Beliau terkenal sebagai seorang ulama yang pendiam dan
tak suka publikasi. Salah satu ulama yang paling berpengaruh dalam penyebaran
ajaran Islam di wilayah nusantara pada abad ke-19 (awal abad ke-20) adalah
Syekh Ihsan Muhammad Dahlan al-Jampesi. Namun, namanya lebih dikenal sebagai
pengasuh Pondok Pesantren Jampes (kini Al Ihsan Jampes) di Dusun Jampes, Desa
Putih, Kecamatan Gampengrejo, Kabupaten Kediri, Jawa Timur. Namanya makin
terkenal setelah kitab karangannya Siraj Al-Thalibin menjadi bidang ilmu yang
dipelajari hingga perguruan tinggi, seperti Universitas Al-Azhar, Kairo, Mesir.
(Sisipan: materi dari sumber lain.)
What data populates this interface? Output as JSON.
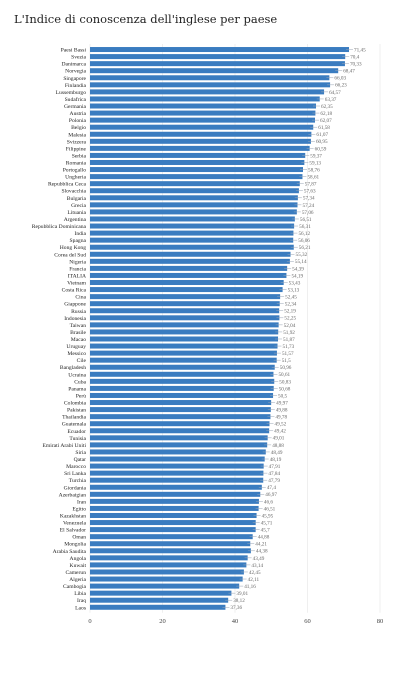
{
  "chart_data": {
    "type": "bar",
    "orientation": "horizontal",
    "title": "L'Indice di conoscenza dell'inglese per paese",
    "xlim": [
      0,
      80
    ],
    "xticks": [
      0,
      20,
      40,
      60,
      80
    ],
    "grid": true,
    "bar_color": "#3a7cc0",
    "categories": [
      "Paesi Bassi",
      "Svezia",
      "Danimarca",
      "Norvegia",
      "Singapore",
      "Finlandia",
      "Lussemburgo",
      "Sudafrica",
      "Germania",
      "Austria",
      "Polonia",
      "Belgio",
      "Malesia",
      "Svizzera",
      "Filippine",
      "Serbia",
      "Romania",
      "Portogallo",
      "Ungheria",
      "Repubblica Ceca",
      "Slovacchia",
      "Bulgaria",
      "Grecia",
      "Lituania",
      "Argentina",
      "Repubblica Dominicana",
      "India",
      "Spagna",
      "Hong Kong",
      "Corea del Sud",
      "Nigeria",
      "Francia",
      "ITALIA",
      "Vietnam",
      "Costa Rica",
      "Cina",
      "Giappone",
      "Russia",
      "Indonesia",
      "Taiwan",
      "Brasile",
      "Macao",
      "Uruguay",
      "Messico",
      "Cile",
      "Bangladesh",
      "Ucraina",
      "Cuba",
      "Panama",
      "Perù",
      "Colombia",
      "Pakistan",
      "Thailandia",
      "Guatemala",
      "Ecuador",
      "Tunisia",
      "Emirati Arabi Uniti",
      "Siria",
      "Qatar",
      "Marocco",
      "Sri Lanka",
      "Turchia",
      "Giordania",
      "Azerbaigian",
      "Iran",
      "Egitto",
      "Kazakhstan",
      "Venezuela",
      "El Salvador",
      "Oman",
      "Mongolia",
      "Arabia Saudita",
      "Angola",
      "Kuwait",
      "Camerun",
      "Algeria",
      "Cambogia",
      "Libia",
      "Iraq",
      "Laos"
    ],
    "values": [
      71.45,
      70.4,
      70.33,
      68.47,
      66.03,
      66.23,
      64.57,
      63.37,
      62.35,
      62.18,
      62.07,
      61.58,
      61.07,
      60.95,
      60.59,
      59.37,
      59.13,
      58.76,
      58.61,
      57.87,
      57.63,
      57.34,
      57.24,
      57.06,
      56.51,
      56.31,
      56.12,
      56.06,
      56.21,
      55.32,
      55.14,
      54.39,
      54.19,
      53.43,
      53.13,
      52.45,
      52.34,
      52.19,
      52.25,
      52.04,
      51.92,
      51.87,
      51.73,
      51.57,
      51.5,
      50.96,
      50.61,
      50.83,
      50.68,
      50.5,
      49.97,
      49.88,
      49.78,
      49.52,
      49.42,
      49.01,
      48.88,
      48.49,
      48.19,
      47.91,
      47.84,
      47.79,
      47.4,
      46.97,
      46.6,
      46.51,
      45.95,
      45.71,
      45.7,
      44.88,
      44.21,
      44.38,
      43.49,
      43.14,
      42.45,
      42.11,
      41.16,
      39.01,
      38.12,
      37.36
    ],
    "value_labels": [
      "71,45",
      "70,4",
      "70,33",
      "68,47",
      "66,03",
      "66,23",
      "64,57",
      "63,37",
      "62,35",
      "62,18",
      "62,07",
      "61,58",
      "61,07",
      "60,95",
      "60,59",
      "59,37",
      "59,13",
      "58,76",
      "58,61",
      "57,87",
      "57,63",
      "57,34",
      "57,24",
      "57,06",
      "56,51",
      "56,31",
      "56,12",
      "56,06",
      "56,21",
      "55,32",
      "55,14",
      "54,39",
      "54,19",
      "53,43",
      "53,13",
      "52,45",
      "52,34",
      "52,19",
      "52,25",
      "52,04",
      "51,92",
      "51,87",
      "51,73",
      "51,57",
      "51,5",
      "50,96",
      "50,61",
      "50,83",
      "50,68",
      "50,5",
      "49,97",
      "49,88",
      "49,78",
      "49,52",
      "49,42",
      "49,01",
      "48,88",
      "48,49",
      "48,19",
      "47,91",
      "47,84",
      "47,79",
      "47,4",
      "46,97",
      "46,6",
      "46,51",
      "45,95",
      "45,71",
      "45,7",
      "44,88",
      "44,21",
      "44,38",
      "43,49",
      "43,14",
      "42,45",
      "42,11",
      "41,16",
      "39,01",
      "38,12",
      "37,36"
    ]
  }
}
Dan, dari karyanya ini pula, ia dikenal sebagai seorang ulama sufi yang sangat
hebat.
Semasa hidupnya, Kiai dari Dusun
Jampes ini tidak hanya dikenal sebagai ulama sufi. Tetapi, ia juga dikenal
sebagai seorang yang ahli dalam bidang ilmu-ilmu falak, fikih, hadis, dan
beberapa bidang ilmu agama lainnya. Karena itu, karya-karya tulisannya tak
sebatas pada bidang ilmu tasawuf dan akhlak semata, tetapi hingga pada
persoalan fikih.
Dilahirkan
sekitar tahun 1901, Syekh Ihsan al-Jampesi adalah putra dari seorang ulama yang
sejak kecil tinggal di lingkungan pesantren. Ayahnya KH Dahlan bin Saleh dan
ibunya Istianah adalah pendiri Pondok Pesantren (Ponpes) Jampes. Kakeknya
adalah Kiai Saleh, seorang ulama asal Bogor, Jawa Barat, yang masa muda hingga
akhir hayatnya dihabiskan untuk menimba ilmu dan memimpin pesantren di Jatim.
Kiai
Saleh sendiri, dalam catatan sejarahnya, masih keturunan dari seorang sultan di
daerah Kuningan (Jabar) yang berjalur keturunan dari Syarif Hidayatullah atau
Sunan Gunung Jati Cirebon, salah seorang dari sembilan wali penyebar agama
Islam di Tanah Air.
Sedangkan,
ibunya adalah anak dari seorang kiai Mesir, tokoh ulama di Pacitan yang masih
keturunan Panembahan Senapati yang berjuluk Sultan Agung, pendiri Kerajaan
Mataram pada akhir abad ke-16.
Keturunan
Syekh Ihsan al-Jampesi mengenal sosok ulama yang suka menggeluti dunia tasawuf
itu sebagai orang pendiam. Meski memiliki karya kitab yang berbobot, namun ia
tak suka publikasi. Hal tersebut diungkap KH Abdul Latief, pengasuh Ponpes
Jampes sekaligus cucu dari Syekh Ihsan al-Jampesi.
Membaca
dan menulis
Semenjak muda, Syekh Ihsan al-Jampesi terkenal suka membaca. Ia memiliki motto (semboyan hidup), ‘Tiada Hari tanpa Membaca’. Buku-buku yang dibaca beraneka ragam, mulai dari ilmu agama hingga yang lainnya, dari yang berbahasa Arab hingga bahasa Indonesia.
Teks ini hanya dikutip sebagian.